The effects of attempts to refine formal rules can be observed in particular in the case of scandal-hit organizations. At the outset, the organization may suffer because of the fines it has been ordered to pay, the absence of the managers forced out of the company, or the hit to its public reputation. These problems ease, however, as the law suits cease, new managers are integrated into the organization, and the media spotlight shifts to other scandals and organizations. But it is at this point that the consequences of the refined system of formal rules and the intensified monitoring of compliance become visible: decision-making is cumbersome and the organization is inflexible. According to Sebastian Barnutz and Sven Kette, the delegitimization of any form of deviation from or violation of the rules leads to a ‘useless legality’, which even threatens to bring about a ‘failure to rule’.

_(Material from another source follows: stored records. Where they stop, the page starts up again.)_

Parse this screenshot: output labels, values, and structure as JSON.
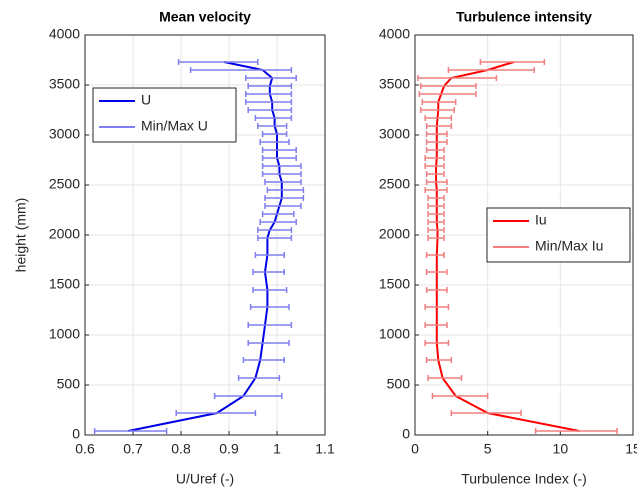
{
  "chart_data": [
    {
      "type": "line",
      "title": "Mean velocity",
      "xlabel": "U/Uref (-)",
      "ylabel": "height (mm)",
      "xlim": [
        0.6,
        1.1
      ],
      "ylim": [
        0,
        4000
      ],
      "xticks": [
        0.6,
        0.7,
        0.8,
        0.9,
        1,
        1.1
      ],
      "yticks": [
        0,
        500,
        1000,
        1500,
        2000,
        2500,
        3000,
        3500,
        4000
      ],
      "grid": true,
      "legend": "northwest",
      "y": [
        40,
        220,
        390,
        570,
        750,
        920,
        1100,
        1280,
        1450,
        1630,
        1800,
        1970,
        2050,
        2130,
        2210,
        2290,
        2370,
        2450,
        2530,
        2610,
        2690,
        2770,
        2850,
        2930,
        3010,
        3090,
        3170,
        3250,
        3330,
        3410,
        3490,
        3570,
        3650,
        3730
      ],
      "series": [
        {
          "name": "U",
          "color": "#0000e6",
          "values": [
            0.69,
            0.875,
            0.93,
            0.955,
            0.965,
            0.97,
            0.975,
            0.98,
            0.98,
            0.975,
            0.98,
            0.98,
            0.985,
            0.995,
            1.0,
            1.005,
            1.01,
            1.01,
            1.01,
            1.005,
            1.005,
            1.0,
            1.0,
            1.0,
            1.0,
            0.995,
            0.995,
            0.99,
            0.99,
            0.985,
            0.985,
            0.99,
            0.97,
            0.89
          ]
        },
        {
          "name": "Min/Max  U",
          "color": "#7f7ff2",
          "min": [
            0.62,
            0.79,
            0.87,
            0.92,
            0.93,
            0.94,
            0.94,
            0.945,
            0.95,
            0.95,
            0.955,
            0.96,
            0.96,
            0.965,
            0.97,
            0.975,
            0.975,
            0.98,
            0.975,
            0.97,
            0.97,
            0.97,
            0.97,
            0.965,
            0.97,
            0.96,
            0.955,
            0.94,
            0.935,
            0.935,
            0.94,
            0.935,
            0.82,
            0.795
          ],
          "max": [
            0.77,
            0.955,
            1.01,
            1.005,
            1.015,
            1.025,
            1.03,
            1.025,
            1.02,
            1.015,
            1.015,
            1.03,
            1.03,
            1.04,
            1.035,
            1.05,
            1.055,
            1.055,
            1.05,
            1.05,
            1.05,
            1.04,
            1.04,
            1.025,
            1.02,
            1.02,
            1.03,
            1.03,
            1.03,
            1.03,
            1.03,
            1.04,
            1.03,
            0.96
          ]
        }
      ]
    },
    {
      "type": "line",
      "title": "Turbulence intensity",
      "xlabel": "Turbulence Index (-)",
      "xlim": [
        0,
        15
      ],
      "ylim": [
        0,
        4000
      ],
      "xticks": [
        0,
        5,
        10,
        15
      ],
      "yticks": [
        0,
        500,
        1000,
        1500,
        2000,
        2500,
        3000,
        3500,
        4000
      ],
      "grid": true,
      "legend": "east",
      "y": [
        40,
        220,
        390,
        570,
        750,
        920,
        1100,
        1280,
        1450,
        1630,
        1800,
        1970,
        2050,
        2130,
        2210,
        2290,
        2370,
        2450,
        2530,
        2610,
        2690,
        2770,
        2850,
        2930,
        3010,
        3090,
        3170,
        3250,
        3330,
        3410,
        3490,
        3570,
        3650,
        3730
      ],
      "series": [
        {
          "name": "Iu",
          "color": "#ff0000",
          "values": [
            11.3,
            5.0,
            2.8,
            1.9,
            1.6,
            1.5,
            1.5,
            1.5,
            1.5,
            1.5,
            1.5,
            1.55,
            1.55,
            1.5,
            1.5,
            1.5,
            1.5,
            1.5,
            1.45,
            1.45,
            1.45,
            1.5,
            1.5,
            1.5,
            1.5,
            1.5,
            1.55,
            1.6,
            1.6,
            1.8,
            2.0,
            2.5,
            5.0,
            6.8
          ]
        },
        {
          "name": "Min/Max  Iu",
          "color": "#f27f7f",
          "min": [
            8.3,
            2.5,
            1.2,
            0.9,
            0.8,
            0.7,
            0.7,
            0.7,
            0.8,
            0.8,
            0.8,
            0.9,
            0.9,
            0.9,
            0.9,
            0.9,
            0.9,
            0.7,
            0.8,
            0.8,
            0.7,
            0.7,
            0.8,
            0.8,
            0.8,
            0.8,
            0.7,
            0.4,
            0.5,
            0.3,
            0.4,
            0.2,
            2.3,
            4.5
          ],
          "max": [
            13.9,
            7.3,
            5.0,
            3.2,
            2.5,
            2.3,
            2.2,
            2.3,
            2.2,
            2.2,
            2.0,
            2.0,
            2.0,
            2.0,
            2.0,
            2.0,
            2.0,
            2.2,
            2.2,
            2.0,
            2.0,
            2.0,
            2.0,
            2.2,
            2.2,
            2.5,
            2.5,
            2.7,
            2.8,
            4.2,
            4.2,
            5.6,
            8.2,
            8.9
          ]
        }
      ]
    }
  ]
}
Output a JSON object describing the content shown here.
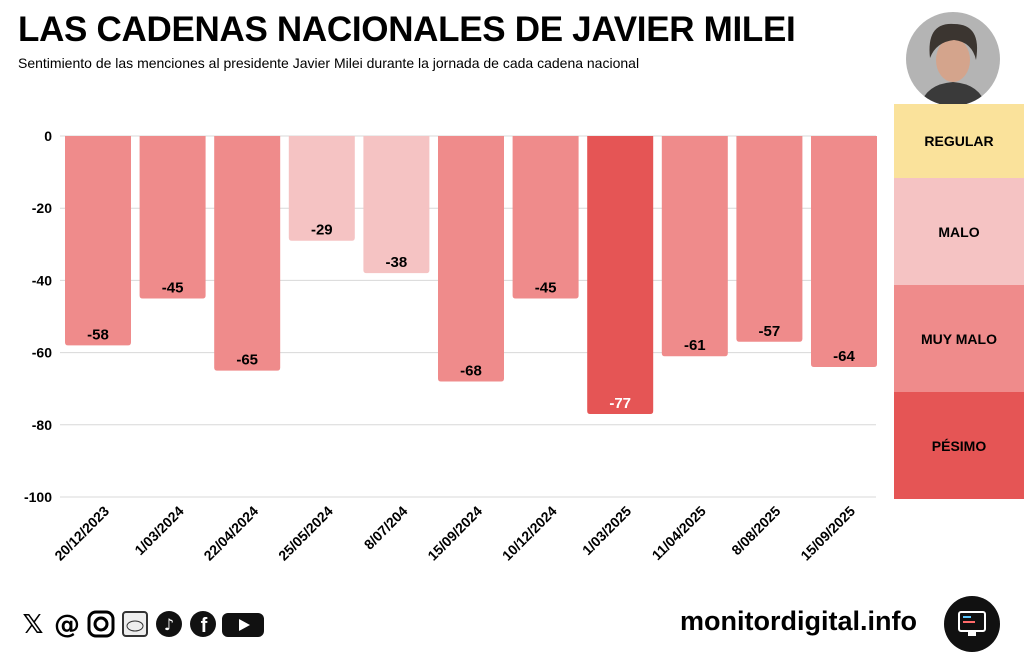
{
  "header": {
    "title": "LAS CADENAS NACIONALES DE JAVIER MILEI",
    "subtitle": "Sentimiento de las menciones al presidente Javier Milei durante la jornada de cada cadena nacional"
  },
  "legend": [
    {
      "label": "REGULAR",
      "color": "#fae29b"
    },
    {
      "label": "MALO",
      "color": "#f5c3c3"
    },
    {
      "label": "MUY MALO",
      "color": "#ef8b8b"
    },
    {
      "label": "PÉSIMO",
      "color": "#e55555"
    }
  ],
  "footer": {
    "brand": "monitordigital.info",
    "social_icons": [
      "x-icon",
      "threads-icon",
      "instagram-icon",
      "reddit-icon",
      "tiktok-icon",
      "facebook-icon",
      "youtube-icon"
    ]
  },
  "chart_data": {
    "type": "bar",
    "title": "LAS CADENAS NACIONALES DE JAVIER MILEI",
    "categories": [
      "20/12/2023",
      "1/03/2024",
      "22/04/2024",
      "25/05/2024",
      "8/07/204",
      "15/09/2024",
      "10/12/2024",
      "1/03/2025",
      "11/04/2025",
      "8/08/2025",
      "15/09/2025"
    ],
    "values": [
      -58,
      -45,
      -65,
      -29,
      -38,
      -68,
      -45,
      -77,
      -61,
      -57,
      -64
    ],
    "categories_color": [
      "MUY MALO",
      "MUY MALO",
      "MUY MALO",
      "MALO",
      "MALO",
      "MUY MALO",
      "MUY MALO",
      "PÉSIMO",
      "MUY MALO",
      "MUY MALO",
      "MUY MALO"
    ],
    "yticks": [
      0,
      -20,
      -40,
      -60,
      -80,
      -100
    ],
    "ylim": [
      -100,
      0
    ],
    "grid": true,
    "xlabel": "",
    "ylabel": ""
  }
}
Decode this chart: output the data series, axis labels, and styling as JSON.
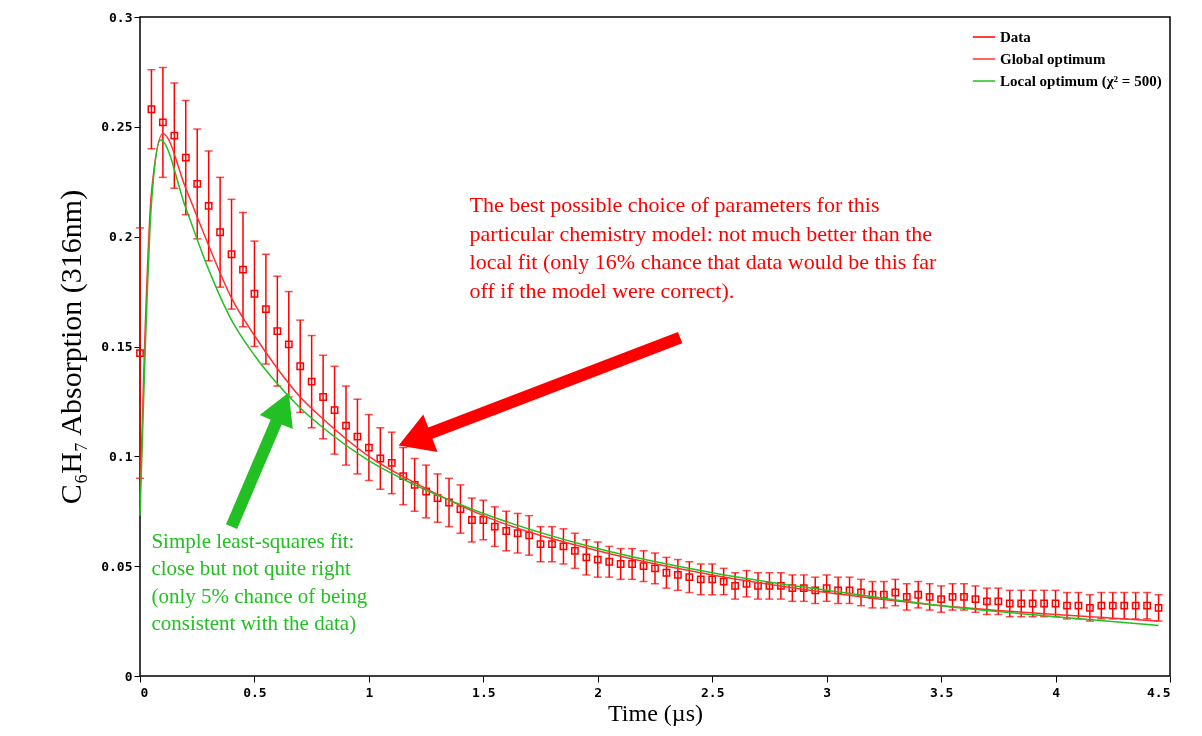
{
  "chart_data": {
    "type": "scatter",
    "xlabel": "Time (µs)",
    "ylabel": "C₆H₇ Absorption (316nm)",
    "xlim": [
      0,
      4.5
    ],
    "ylim": [
      0,
      0.3
    ],
    "xticks": [
      0,
      0.5,
      1,
      1.5,
      2,
      2.5,
      3,
      3.5,
      4,
      4.5
    ],
    "yticks": [
      0,
      0.05,
      0.1,
      0.15,
      0.2,
      0.25,
      0.3
    ],
    "legend": "top right",
    "series": [
      {
        "name": "Data",
        "color": "#ff0000",
        "marker": "square",
        "x": [
          0,
          0.05,
          0.1,
          0.15,
          0.2,
          0.25,
          0.3,
          0.35,
          0.4,
          0.45,
          0.5,
          0.55,
          0.6,
          0.65,
          0.7,
          0.75,
          0.8,
          0.85,
          0.9,
          0.95,
          1,
          1.05,
          1.1,
          1.15,
          1.2,
          1.25,
          1.3,
          1.35,
          1.4,
          1.45,
          1.5,
          1.55,
          1.6,
          1.65,
          1.7,
          1.75,
          1.8,
          1.85,
          1.9,
          1.95,
          2,
          2.05,
          2.1,
          2.15,
          2.2,
          2.25,
          2.3,
          2.35,
          2.4,
          2.45,
          2.5,
          2.55,
          2.6,
          2.65,
          2.7,
          2.75,
          2.8,
          2.85,
          2.9,
          2.95,
          3,
          3.05,
          3.1,
          3.15,
          3.2,
          3.25,
          3.3,
          3.35,
          3.4,
          3.45,
          3.5,
          3.55,
          3.6,
          3.65,
          3.7,
          3.75,
          3.8,
          3.85,
          3.9,
          3.95,
          4,
          4.05,
          4.1,
          4.15,
          4.2,
          4.25,
          4.3,
          4.35,
          4.4,
          4.45
        ],
        "values": [
          0.147,
          0.258,
          0.252,
          0.246,
          0.236,
          0.224,
          0.214,
          0.202,
          0.192,
          0.185,
          0.174,
          0.167,
          0.157,
          0.151,
          0.141,
          0.134,
          0.127,
          0.121,
          0.114,
          0.109,
          0.104,
          0.099,
          0.097,
          0.091,
          0.087,
          0.084,
          0.081,
          0.079,
          0.076,
          0.071,
          0.071,
          0.068,
          0.066,
          0.065,
          0.064,
          0.06,
          0.06,
          0.059,
          0.057,
          0.054,
          0.053,
          0.052,
          0.051,
          0.051,
          0.05,
          0.049,
          0.047,
          0.046,
          0.045,
          0.044,
          0.044,
          0.043,
          0.041,
          0.042,
          0.041,
          0.041,
          0.041,
          0.04,
          0.04,
          0.039,
          0.04,
          0.039,
          0.039,
          0.038,
          0.037,
          0.037,
          0.038,
          0.036,
          0.037,
          0.036,
          0.035,
          0.036,
          0.036,
          0.035,
          0.034,
          0.034,
          0.033,
          0.033,
          0.033,
          0.033,
          0.033,
          0.032,
          0.032,
          0.031,
          0.032,
          0.032,
          0.032,
          0.032,
          0.032,
          0.031
        ],
        "errors": [
          0.057,
          0.018,
          0.025,
          0.024,
          0.026,
          0.025,
          0.025,
          0.025,
          0.025,
          0.026,
          0.024,
          0.025,
          0.025,
          0.024,
          0.021,
          0.021,
          0.019,
          0.02,
          0.018,
          0.017,
          0.015,
          0.014,
          0.014,
          0.013,
          0.012,
          0.012,
          0.011,
          0.011,
          0.011,
          0.01,
          0.009,
          0.009,
          0.009,
          0.009,
          0.009,
          0.008,
          0.008,
          0.008,
          0.008,
          0.008,
          0.008,
          0.007,
          0.007,
          0.007,
          0.007,
          0.007,
          0.007,
          0.007,
          0.007,
          0.007,
          0.007,
          0.006,
          0.006,
          0.006,
          0.006,
          0.006,
          0.006,
          0.006,
          0.006,
          0.006,
          0.006,
          0.006,
          0.006,
          0.006,
          0.006,
          0.006,
          0.006,
          0.006,
          0.006,
          0.006,
          0.006,
          0.006,
          0.006,
          0.006,
          0.006,
          0.006,
          0.006,
          0.006,
          0.006,
          0.006,
          0.006,
          0.006,
          0.006,
          0.006,
          0.006,
          0.006,
          0.006,
          0.006,
          0.006,
          0.006
        ]
      },
      {
        "name": "Global optimum",
        "type": "line",
        "color": "#ff3030",
        "x": [
          0,
          0.02,
          0.05,
          0.1,
          0.2,
          0.3,
          0.4,
          0.5,
          0.6,
          0.7,
          0.8,
          1,
          1.2,
          1.5,
          2,
          2.5,
          3,
          3.5,
          4,
          4.45
        ],
        "values": [
          0.08,
          0.15,
          0.22,
          0.247,
          0.222,
          0.196,
          0.172,
          0.155,
          0.14,
          0.127,
          0.117,
          0.1,
          0.088,
          0.073,
          0.057,
          0.046,
          0.038,
          0.032,
          0.028,
          0.025
        ]
      },
      {
        "name": "Local optimum (χ² = 500)",
        "type": "line",
        "color": "#22c022",
        "x": [
          0,
          0.02,
          0.05,
          0.09,
          0.2,
          0.3,
          0.4,
          0.5,
          0.6,
          0.7,
          0.8,
          1,
          1.2,
          1.5,
          2,
          2.5,
          3,
          3.5,
          4,
          4.45
        ],
        "values": [
          0.073,
          0.14,
          0.215,
          0.244,
          0.213,
          0.185,
          0.162,
          0.146,
          0.133,
          0.122,
          0.113,
          0.098,
          0.087,
          0.074,
          0.058,
          0.047,
          0.039,
          0.032,
          0.027,
          0.023
        ]
      }
    ],
    "annotations": [
      "The best possible choice of parameters for this particular chemistry model: not much better than the local fit (only 16% chance that data would be this far off if the model were correct).",
      "Simple least-squares fit: close but not quite right (only 5% chance of being consistent with the data)"
    ]
  }
}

The challenge is to manage the useful illegalities in such a way that, should they become known, they will not sink the organization. This challenge can only be met if there is an acceptance of the fact that no organization can do without everyday deviations from the rules and that not every violation of a rule must immediately lead to the punishment of those responsible and the eradication of the deviant behaviour. But few organizations know how to find out about informal processes through individual conversations and observation interviews, how to process this information in such a way that it is not immediately rejected by the ‘immune system’ of the senior management, or how to make informal processes a possible topic for discussion at workshops – and thus something subject to possible change. If the management is to be able to signal which ‘innovative ways’, ‘generous interpretations of the rules’, and ‘exceptions from the rule’ are acceptable and expected, and which go too far, this is what is required. Ultimately, organizations do not fail because of their everyday deviations from the rules but because of an unprofessional management of useful illegalities.